Pergunta-se agora, e com razão, quais as soluções possíveis? Um governo de iniciativa presidencial está fora de questão. Com uma eleição presidencial a escassos meses, com um Presidente em queda acentuada e perfeitamente desacreditado como futuro interlocutor do que quer que seja, qualquer solução para um impasse criado por uma vitória eleitoral sem maioria absoluta obrigará a acordos de incidência parlamentar. Estes são sempre possíveis, embora duvide que tal possa acontecer com os actuais líderes.
Mas se uma coligação à esquerda ou entre os partidos do centrão é pouco provável, então como desfazer o nó górdio?
Passos Coelho e Paulo Portas querem continuar a governar. É natural. As sondagens têm-lhes sido amigas, eles querem puxar por elas, até aí tudo bem. Mas estão longe de uma maioria absoluta e sem esta como vão formar governo? E com quem? Com o PCTP/MRPP? E quem lhes dará posse? Bruno de Carvalho?
António Costa também pede uma maioria absoluta. E por aí faz bem. Saber se com aquela primeira linha que levou a Vila Real chegará lá é outra história. De qualquer modo, se for o PS a vencer as eleições, essa poderá ser a solução mais conveniente em termos de governabilidade. Se não conseguir essa maioria, a alternativa vai depender da votação do Livre, porque não creio que, apesar das sondagens, o BE entre nestas contas. Apesar de tudo nunca se sabe e ainda faltam muitos dias.
Se a votação do Livre não for suficiente para formar uma maioria, então a alternativa poderá vir de onde menos se espera. A mudança de líder no PSD, com um eventual congresso extraordinário e a chamada de Rui Rio, com quem Costa já mostrou que se entende razoavelmente bem, não me parece plausível no imediato. E leva tempo. Além de que qualquer derrota eleitoral do PSD quando está no poder, se for de novo o caso, faz o partido entrar em transe.
A solução que resta pode estar no CDS/PP. O interesse nacional, ou o instinto de sobrevivência do partido, pode levá-lo a distanciar-se da coligação logo após as eleições. Na AR será cada um por si. Resta saber se os deputados do CDS/PP serão suficientes para formar uma maioria de governo com o PS e manterem o partido no poder. A hipótese é menos estrambólica do que poderá parecer. As hostes centristas não enjeitam, nunca, uma possiblidade mesmo remota de se manterem no poder. Estamos no campo da lucubração, eu sei, mas não custa nada ir pensando nisso. E desta vez não estou a gozar.

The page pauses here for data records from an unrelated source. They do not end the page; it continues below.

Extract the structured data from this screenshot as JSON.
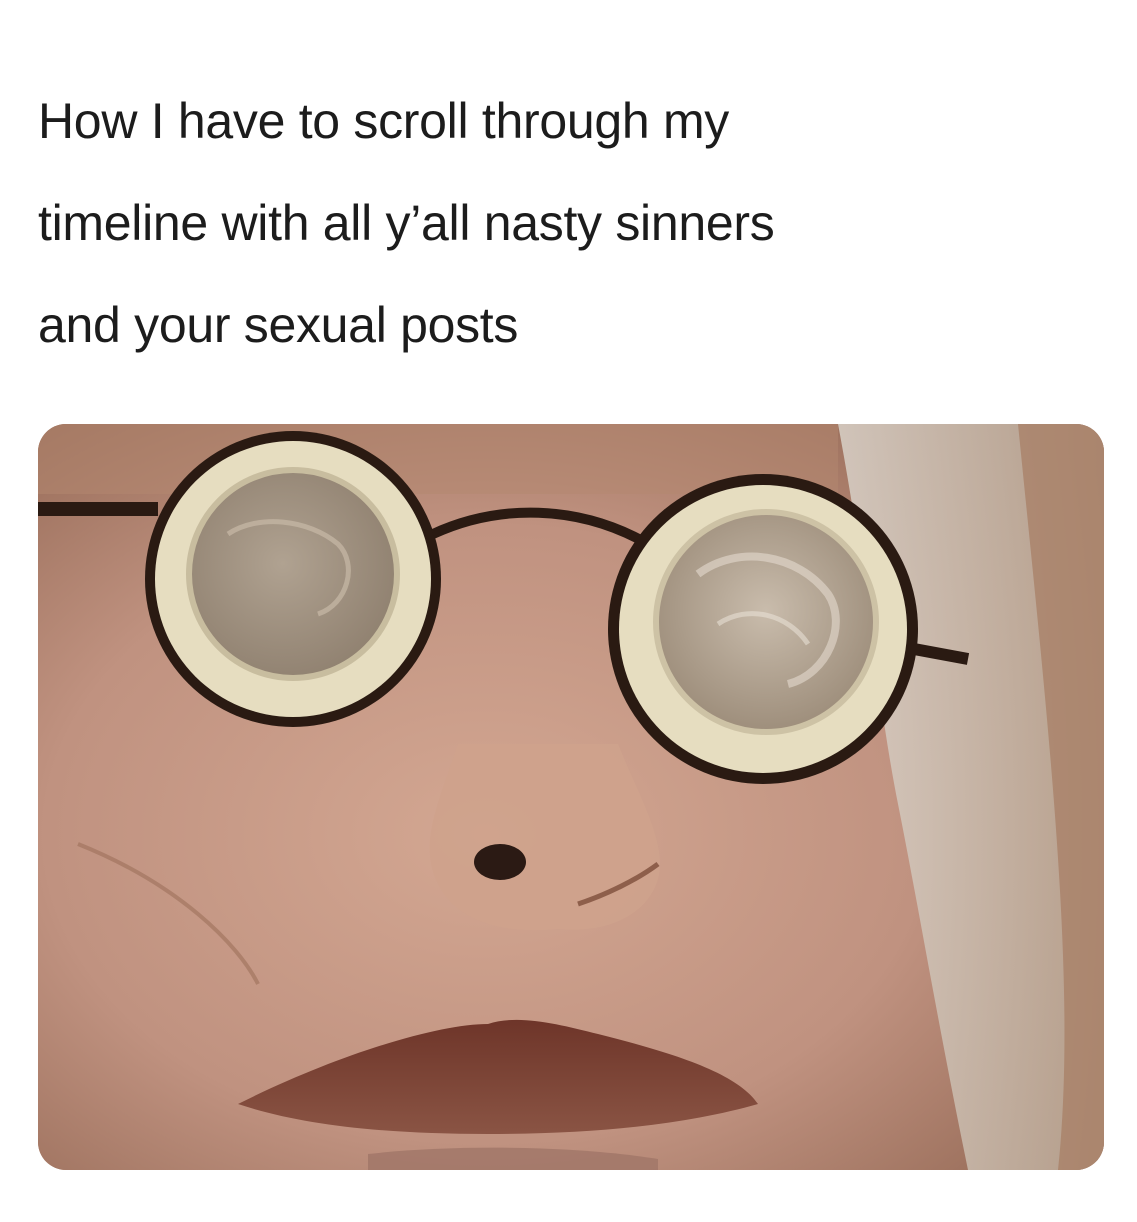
{
  "caption": {
    "lines": [
      "How I have to scroll through my",
      "timeline with all y’all nasty sinners",
      "and your sexual posts"
    ]
  },
  "photo": {
    "subject": "close-up face with round glasses covered by condoms",
    "colors": {
      "skin": "#c39782",
      "skin_shadow": "#9d6f5a",
      "hair": "#d8d0c6",
      "frame": "#2a1a12",
      "ring": "#e6ddc0",
      "lens": "#a99a88",
      "lips": "#7a3f33"
    }
  }
}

A solução, por vezes, vem de onde menos se espera. E num país onde os candidatos a primeiro-ministro se fazem acompanhar nas acções de campanha por quem não devem, dançam o vira e bebem vinho "Amnésia", enfiando os pés pelas mãos quando se trata de falar de uma coisa tão comezinha como a segurança social, enfim, num país há muito sem solução, todas as hipóteses que à partida possam resolver problemas são plausíveis. E ainda quando não se queira discuti-las, por serem inconvenientes, não há nada que proiba que sejam encaradas.
P.S. Costa patinou no segundo debate quando instado a esclarecer onde iria arranjar dinheiro para poupar 1020 milhões de euros nas prestações sociais não contributivas. Passos Coelho tem patinado todos os dias e a toda a hora, mesmo sem debate, como ainda agora se viu quando afirmou que Portugal iria antecipar um pagamento ao FMI ou quando remeteu para a mesma concertação social a que António Costa se referiu o valor do plafonamento que tanto apregoou, revelando-se de novo como um fala-barato impreparado, embora tenha criticado o adversário e esteja há mais de quatro anos ao leme da governação, o que lhe deveria dar outro conhecimento de uma matéria tão essencial e delicada.